В сентябре мы собирались отправить домой два из трёх наших кораблей, но преждевременно образовавшиеся вокруг них ледяные стены разрушили наши планы. Теперь, когда к нам присоединились экипажи судов, мы были вынуждены ещё больше экономить наш скудный провиант, топливо и свет. Лампы использовались нами только для научных целей, в остальное время нам приходилось довольствоваться естественным освещением, создаваемым луной и северным сиянием.
…Как описать этот изумительный, ни с чем не сравнимый полярный свет! Все эти кольца, стрелы, гигантские зарева, сотканные из четко отграниченных друг от друга лучей самых ярких и разнообразных оттенков. Ноябрьские лунные ночи были пленительно прекрасны. Переливы лунного света на снегу и обледеневших скалах поражали воображение. Это были сказочные ночи!
И вот, в одну из таких ночей — а, может быть, и дней, ибо, насколько я помню, с конца ноября и почти до середины марта там совсем не было сумерек, позволяющих отделить день от ночи, — на фоне разноцветных лучей, окрашивающих снежные равнины в золотисто-розовые тона, мы вдруг заметили тёмное движущееся пятно. Оно увеличивалось в размерах и, казалось, дробилось по мере приближения к нам. Что это было: стадо или группа людей, торопливо идущих по снежной пустыне? Но животные были там белого цвета, как и всё вокруг. Что же это тогда? Люди?…
Мы не могли поверить своим глазам. Действительно, группа людей приближалась к месту нашей зимовки. Это были пятьдесят охотников на тюленей, которых возглавлял Матилисс, знаменитый мореплаватель из Норвегии.
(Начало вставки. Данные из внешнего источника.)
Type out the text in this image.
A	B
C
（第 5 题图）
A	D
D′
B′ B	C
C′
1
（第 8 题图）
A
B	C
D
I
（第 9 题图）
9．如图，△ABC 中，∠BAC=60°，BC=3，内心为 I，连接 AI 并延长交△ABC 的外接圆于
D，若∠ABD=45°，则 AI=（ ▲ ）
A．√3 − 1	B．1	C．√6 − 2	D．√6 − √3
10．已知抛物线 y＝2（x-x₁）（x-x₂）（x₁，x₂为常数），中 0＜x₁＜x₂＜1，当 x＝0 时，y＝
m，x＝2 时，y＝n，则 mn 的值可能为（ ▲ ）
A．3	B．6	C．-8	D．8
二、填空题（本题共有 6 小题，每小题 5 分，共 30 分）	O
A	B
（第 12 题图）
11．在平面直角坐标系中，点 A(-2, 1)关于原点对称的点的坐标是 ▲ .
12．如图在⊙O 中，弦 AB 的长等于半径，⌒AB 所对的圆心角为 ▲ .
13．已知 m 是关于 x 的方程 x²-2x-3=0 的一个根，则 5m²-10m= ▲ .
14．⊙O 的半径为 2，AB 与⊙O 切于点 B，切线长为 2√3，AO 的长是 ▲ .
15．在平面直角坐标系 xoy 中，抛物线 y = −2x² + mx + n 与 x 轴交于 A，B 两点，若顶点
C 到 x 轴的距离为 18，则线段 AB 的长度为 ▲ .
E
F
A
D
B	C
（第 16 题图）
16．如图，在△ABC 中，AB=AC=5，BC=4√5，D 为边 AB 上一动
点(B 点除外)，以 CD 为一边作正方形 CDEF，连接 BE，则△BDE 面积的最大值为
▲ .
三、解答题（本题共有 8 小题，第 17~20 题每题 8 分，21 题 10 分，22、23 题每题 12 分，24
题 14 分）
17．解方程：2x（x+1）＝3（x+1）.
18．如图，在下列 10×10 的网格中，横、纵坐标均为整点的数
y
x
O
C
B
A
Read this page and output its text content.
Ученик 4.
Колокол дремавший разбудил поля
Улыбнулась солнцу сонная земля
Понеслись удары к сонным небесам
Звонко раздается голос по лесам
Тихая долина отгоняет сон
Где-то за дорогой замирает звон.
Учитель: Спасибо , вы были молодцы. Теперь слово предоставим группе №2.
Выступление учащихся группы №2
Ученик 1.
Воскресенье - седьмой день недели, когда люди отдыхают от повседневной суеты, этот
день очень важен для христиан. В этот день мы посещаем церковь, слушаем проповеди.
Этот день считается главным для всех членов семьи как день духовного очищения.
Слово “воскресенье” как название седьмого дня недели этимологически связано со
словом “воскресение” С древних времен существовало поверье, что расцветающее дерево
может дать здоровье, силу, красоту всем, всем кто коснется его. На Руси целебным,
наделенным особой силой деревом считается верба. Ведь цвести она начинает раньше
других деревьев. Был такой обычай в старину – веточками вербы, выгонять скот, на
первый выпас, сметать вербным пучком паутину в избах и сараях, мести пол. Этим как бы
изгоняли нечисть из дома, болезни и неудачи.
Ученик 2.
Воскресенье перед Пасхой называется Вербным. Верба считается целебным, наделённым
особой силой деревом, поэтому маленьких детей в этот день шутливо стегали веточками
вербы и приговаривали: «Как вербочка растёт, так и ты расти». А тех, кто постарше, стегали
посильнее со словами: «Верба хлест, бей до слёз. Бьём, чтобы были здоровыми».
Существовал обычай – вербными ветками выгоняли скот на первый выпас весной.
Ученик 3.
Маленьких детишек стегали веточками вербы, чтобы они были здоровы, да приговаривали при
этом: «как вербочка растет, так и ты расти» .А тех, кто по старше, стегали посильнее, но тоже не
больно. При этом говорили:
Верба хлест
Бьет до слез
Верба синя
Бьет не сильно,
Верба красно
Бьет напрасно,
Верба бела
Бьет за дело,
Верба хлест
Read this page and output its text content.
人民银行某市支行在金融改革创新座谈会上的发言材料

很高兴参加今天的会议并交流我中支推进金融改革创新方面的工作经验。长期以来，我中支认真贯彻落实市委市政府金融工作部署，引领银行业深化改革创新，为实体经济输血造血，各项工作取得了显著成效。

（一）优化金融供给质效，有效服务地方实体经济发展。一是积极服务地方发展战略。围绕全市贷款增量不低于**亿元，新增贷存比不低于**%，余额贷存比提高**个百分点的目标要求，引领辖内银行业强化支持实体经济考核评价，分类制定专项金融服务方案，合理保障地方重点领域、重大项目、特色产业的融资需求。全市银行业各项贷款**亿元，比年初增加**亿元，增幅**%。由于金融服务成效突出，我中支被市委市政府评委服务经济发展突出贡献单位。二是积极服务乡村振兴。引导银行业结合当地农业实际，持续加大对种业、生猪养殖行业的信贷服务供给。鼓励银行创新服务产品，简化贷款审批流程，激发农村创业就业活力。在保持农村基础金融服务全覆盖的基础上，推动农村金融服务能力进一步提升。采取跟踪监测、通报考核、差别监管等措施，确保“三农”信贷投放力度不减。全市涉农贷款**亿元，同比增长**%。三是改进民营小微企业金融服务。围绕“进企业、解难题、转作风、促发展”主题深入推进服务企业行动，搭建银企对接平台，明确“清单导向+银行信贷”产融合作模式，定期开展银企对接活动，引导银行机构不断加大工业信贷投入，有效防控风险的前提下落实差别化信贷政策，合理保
Как и мы, они также оказались в плену у айсбергов.
— Как вы узнали, что мы находимся здесь? — спросили мы.
— Нас привёл сюда старый Йохен, — ответили они, указывая на почтенного седовласого старца.
Откровенно говоря, их проводнику следовало бы сидеть дома у очага, а не охотиться на тюленей вместе с более молодыми мужчинами в северных краях. И мы сказали им об этом и опять спросили, как же всё-таки он узнал о нашем присутствии в этом царстве белых медведей. Матилисс и члены его команды улыбнулись в ответ и заверили нас, что старый Йохен знает обо всём. Они заметили, что мы, вероятно, впервые в Заполярье, раз ничего не слышали о Йохене и продолжаем удивляться тому, что говорят о нём.
— Вот уже почти сорок пять лет, — сказал предводитель охотников, — как я охочусь на тюленей в северных морях, и, насколько помню, он всегда был таким же, как и сейчас, седобородым стариком. И даже в те далёкие времена, когда я, будучи маленьким мальчиком, ходил в море со своим отцом, он рассказывал мне о старом Йохене то же самое и добавлял при этом, что и его отец и дед также знали с детства старого Йохена, который всегда был белым, как наши снега. И мы, охотники на тюленей, как и наши предки, до сих пор зовём его «седым ясновидцем».